Yes, but it's of no practical use. The only scalar-valued first-order differential operator is divergence, so the potential would be a vector. But then if $\phi = \nabla \cdot \mathbf{f}$ for some vector potential $\mathbf{f}$ and the original scalar PDE for $\phi$ is $$\mathcal{L}(\phi) = 0$$ then we now have $$\mathcal{L}(\nabla \cdot \mathbf{f}) = 0$$ which is replacing one equation in one unknown with one equation in three unknowns, which seems pointless. We can impose the condition $$\nabla \times \mathbf{f} = 0$$ by replacing $\mathbf{f}$ with $\mathbf{f}' = \mathbf{f} + \mathbf{g}$ where $\mathbf{g}$ satisfies $$\nabla \cdot \mathbf{g} = 0 \\ \nabla \times \mathbf{g} = -\nabla \times \mathbf{f}$$ so that $\nabla \cdot \mathbf{f}' = \nabla \cdot \mathbf{f}$ and $\nabla \times \mathbf{f}' = 0$, but then we immediately have $\mathbf{f}' = \nabla \theta$ and we end up with the scalar equation $$\mathcal{L}(\nabla^2 \theta) = 0$$ and the obvious way to solve that is to set $\phi = \nabla^2 \theta$ and first solve for $\phi$.

5. May 14, 2014

### JanEnClaesen

It's interesting that you call divergence the only scalar-valued first-order differential operator. This means that divergence is a necessary consequence, as opposed to an arbitary construct. Is there a way to see why divergence is the only possible first-order differential operator? Vector differential operators always seemed a bit arbitrary to me.

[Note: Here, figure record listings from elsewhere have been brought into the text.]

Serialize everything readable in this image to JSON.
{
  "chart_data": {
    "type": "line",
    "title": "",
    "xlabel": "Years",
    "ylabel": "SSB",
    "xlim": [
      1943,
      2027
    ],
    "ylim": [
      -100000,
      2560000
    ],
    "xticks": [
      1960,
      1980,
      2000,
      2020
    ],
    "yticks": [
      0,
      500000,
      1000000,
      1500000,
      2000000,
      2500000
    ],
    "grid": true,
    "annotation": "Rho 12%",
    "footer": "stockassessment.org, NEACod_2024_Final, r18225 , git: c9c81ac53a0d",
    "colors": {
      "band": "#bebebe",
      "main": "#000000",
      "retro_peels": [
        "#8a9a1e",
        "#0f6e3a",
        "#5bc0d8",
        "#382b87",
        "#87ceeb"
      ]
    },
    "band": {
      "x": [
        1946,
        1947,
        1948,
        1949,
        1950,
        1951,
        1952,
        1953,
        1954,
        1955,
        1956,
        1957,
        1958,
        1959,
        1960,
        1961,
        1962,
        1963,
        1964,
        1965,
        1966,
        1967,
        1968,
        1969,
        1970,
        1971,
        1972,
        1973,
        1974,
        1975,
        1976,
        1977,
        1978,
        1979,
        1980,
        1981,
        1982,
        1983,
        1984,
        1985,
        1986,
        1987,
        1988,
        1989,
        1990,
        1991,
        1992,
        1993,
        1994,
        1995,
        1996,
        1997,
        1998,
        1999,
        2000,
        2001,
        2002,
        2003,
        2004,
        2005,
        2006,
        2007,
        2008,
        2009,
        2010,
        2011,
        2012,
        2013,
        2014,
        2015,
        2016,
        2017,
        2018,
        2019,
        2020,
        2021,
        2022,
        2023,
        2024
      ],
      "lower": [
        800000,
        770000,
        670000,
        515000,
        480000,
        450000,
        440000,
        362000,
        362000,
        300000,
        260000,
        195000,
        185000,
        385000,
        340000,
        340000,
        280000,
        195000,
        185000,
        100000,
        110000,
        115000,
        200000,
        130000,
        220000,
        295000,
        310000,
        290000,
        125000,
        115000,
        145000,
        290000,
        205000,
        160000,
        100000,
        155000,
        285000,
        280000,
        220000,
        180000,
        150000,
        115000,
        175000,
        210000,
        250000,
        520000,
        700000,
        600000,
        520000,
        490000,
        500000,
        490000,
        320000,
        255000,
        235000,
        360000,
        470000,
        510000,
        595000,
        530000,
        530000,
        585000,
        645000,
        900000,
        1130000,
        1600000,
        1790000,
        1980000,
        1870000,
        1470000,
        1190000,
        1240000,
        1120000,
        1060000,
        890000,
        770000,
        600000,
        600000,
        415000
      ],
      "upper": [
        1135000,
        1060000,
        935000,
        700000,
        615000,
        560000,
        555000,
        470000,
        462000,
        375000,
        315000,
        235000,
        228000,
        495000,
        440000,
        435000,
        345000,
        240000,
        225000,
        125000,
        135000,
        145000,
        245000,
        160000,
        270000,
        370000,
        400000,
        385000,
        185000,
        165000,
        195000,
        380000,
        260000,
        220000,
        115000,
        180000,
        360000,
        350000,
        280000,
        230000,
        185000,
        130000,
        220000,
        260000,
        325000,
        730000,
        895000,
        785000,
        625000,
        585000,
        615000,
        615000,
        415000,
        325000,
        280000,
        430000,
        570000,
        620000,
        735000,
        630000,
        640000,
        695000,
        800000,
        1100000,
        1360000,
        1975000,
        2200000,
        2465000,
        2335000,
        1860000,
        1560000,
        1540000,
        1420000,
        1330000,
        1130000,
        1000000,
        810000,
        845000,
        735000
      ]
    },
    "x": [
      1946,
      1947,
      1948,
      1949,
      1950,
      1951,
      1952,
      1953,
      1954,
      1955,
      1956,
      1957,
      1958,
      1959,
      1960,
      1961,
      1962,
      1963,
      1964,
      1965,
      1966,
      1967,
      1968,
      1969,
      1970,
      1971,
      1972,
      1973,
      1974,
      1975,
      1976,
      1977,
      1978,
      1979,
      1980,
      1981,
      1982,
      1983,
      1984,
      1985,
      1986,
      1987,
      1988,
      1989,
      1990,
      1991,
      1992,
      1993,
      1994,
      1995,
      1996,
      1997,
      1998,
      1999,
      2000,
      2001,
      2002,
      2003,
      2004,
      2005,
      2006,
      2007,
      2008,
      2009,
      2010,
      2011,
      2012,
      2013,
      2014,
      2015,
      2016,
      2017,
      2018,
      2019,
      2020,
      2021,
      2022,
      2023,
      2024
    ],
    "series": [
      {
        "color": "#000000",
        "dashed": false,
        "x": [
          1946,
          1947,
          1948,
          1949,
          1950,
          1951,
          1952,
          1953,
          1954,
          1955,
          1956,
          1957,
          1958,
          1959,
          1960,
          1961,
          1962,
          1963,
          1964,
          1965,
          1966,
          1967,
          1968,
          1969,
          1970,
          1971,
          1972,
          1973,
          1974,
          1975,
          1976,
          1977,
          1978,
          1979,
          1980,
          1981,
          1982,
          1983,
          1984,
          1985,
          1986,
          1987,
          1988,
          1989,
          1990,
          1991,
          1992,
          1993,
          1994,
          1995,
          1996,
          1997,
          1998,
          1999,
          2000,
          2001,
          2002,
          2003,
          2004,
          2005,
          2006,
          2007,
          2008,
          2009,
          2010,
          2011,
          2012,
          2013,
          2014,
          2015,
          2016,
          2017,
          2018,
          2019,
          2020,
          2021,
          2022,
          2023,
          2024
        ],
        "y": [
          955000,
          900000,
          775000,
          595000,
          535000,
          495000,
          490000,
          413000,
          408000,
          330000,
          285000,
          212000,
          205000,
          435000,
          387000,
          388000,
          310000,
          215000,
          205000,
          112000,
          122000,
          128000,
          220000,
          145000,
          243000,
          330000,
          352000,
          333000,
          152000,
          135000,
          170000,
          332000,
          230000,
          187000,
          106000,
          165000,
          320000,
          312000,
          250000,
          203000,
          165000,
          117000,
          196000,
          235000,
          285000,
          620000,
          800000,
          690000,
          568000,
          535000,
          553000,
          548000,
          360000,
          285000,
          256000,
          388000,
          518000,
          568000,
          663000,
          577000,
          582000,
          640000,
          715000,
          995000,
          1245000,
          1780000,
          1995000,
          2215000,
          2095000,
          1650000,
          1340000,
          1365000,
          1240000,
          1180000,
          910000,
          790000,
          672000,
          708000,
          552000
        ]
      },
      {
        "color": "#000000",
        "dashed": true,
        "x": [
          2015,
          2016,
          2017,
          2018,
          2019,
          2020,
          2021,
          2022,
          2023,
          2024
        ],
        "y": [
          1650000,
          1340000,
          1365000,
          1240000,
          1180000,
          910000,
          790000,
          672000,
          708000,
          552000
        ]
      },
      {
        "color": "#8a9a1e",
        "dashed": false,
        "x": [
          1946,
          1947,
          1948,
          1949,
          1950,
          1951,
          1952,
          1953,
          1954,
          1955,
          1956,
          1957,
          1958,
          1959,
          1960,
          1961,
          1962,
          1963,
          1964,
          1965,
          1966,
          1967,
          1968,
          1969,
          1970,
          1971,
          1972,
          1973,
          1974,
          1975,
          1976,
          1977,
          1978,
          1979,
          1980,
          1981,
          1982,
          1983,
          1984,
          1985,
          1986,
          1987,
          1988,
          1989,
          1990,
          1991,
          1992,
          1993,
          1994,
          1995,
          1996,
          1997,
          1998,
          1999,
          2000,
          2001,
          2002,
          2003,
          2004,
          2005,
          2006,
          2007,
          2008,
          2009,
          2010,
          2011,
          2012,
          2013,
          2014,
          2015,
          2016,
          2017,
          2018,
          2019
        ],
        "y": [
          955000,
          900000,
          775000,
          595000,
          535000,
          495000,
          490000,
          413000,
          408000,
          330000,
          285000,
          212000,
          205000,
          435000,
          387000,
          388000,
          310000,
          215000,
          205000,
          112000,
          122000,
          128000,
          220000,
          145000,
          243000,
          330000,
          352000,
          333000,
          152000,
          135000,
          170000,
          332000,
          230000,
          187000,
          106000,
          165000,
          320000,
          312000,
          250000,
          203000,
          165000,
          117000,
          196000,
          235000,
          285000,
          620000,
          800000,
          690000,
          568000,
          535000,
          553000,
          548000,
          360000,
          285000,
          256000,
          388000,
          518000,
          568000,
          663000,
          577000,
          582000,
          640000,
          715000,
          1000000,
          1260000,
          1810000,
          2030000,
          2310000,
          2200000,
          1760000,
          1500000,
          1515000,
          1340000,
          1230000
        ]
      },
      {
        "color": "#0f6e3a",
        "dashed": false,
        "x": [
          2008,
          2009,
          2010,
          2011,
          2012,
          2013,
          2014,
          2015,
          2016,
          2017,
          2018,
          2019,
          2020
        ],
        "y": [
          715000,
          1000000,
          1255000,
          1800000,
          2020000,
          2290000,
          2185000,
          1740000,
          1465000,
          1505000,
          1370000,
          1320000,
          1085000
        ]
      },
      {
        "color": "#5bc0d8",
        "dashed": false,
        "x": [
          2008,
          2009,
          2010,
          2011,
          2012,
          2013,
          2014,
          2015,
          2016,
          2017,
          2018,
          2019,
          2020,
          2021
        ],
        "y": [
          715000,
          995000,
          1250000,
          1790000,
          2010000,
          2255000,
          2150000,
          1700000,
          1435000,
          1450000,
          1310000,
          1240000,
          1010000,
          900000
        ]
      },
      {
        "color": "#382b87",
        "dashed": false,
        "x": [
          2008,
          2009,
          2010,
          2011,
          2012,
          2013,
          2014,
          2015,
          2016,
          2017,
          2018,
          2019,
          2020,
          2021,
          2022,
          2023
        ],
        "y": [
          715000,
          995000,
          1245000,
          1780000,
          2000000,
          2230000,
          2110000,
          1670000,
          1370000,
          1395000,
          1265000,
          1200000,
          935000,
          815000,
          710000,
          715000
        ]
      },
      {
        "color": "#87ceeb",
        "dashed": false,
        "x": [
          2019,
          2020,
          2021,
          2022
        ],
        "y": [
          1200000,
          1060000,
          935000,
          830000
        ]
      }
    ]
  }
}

The vector potential of a scalar field isn't by any chance the scalar potential of that vector field (duality)?

6. May 14, 2014

### JanEnClaesen

So it doesn't make sense to think of a scalar field as being 'conservative', in that the line integral between two points is path-independent?
EDIT: a scalar field is probably almost never path-independent, unless it zero everywhere.

Last edited: May 14, 2014
7. May 14, 2014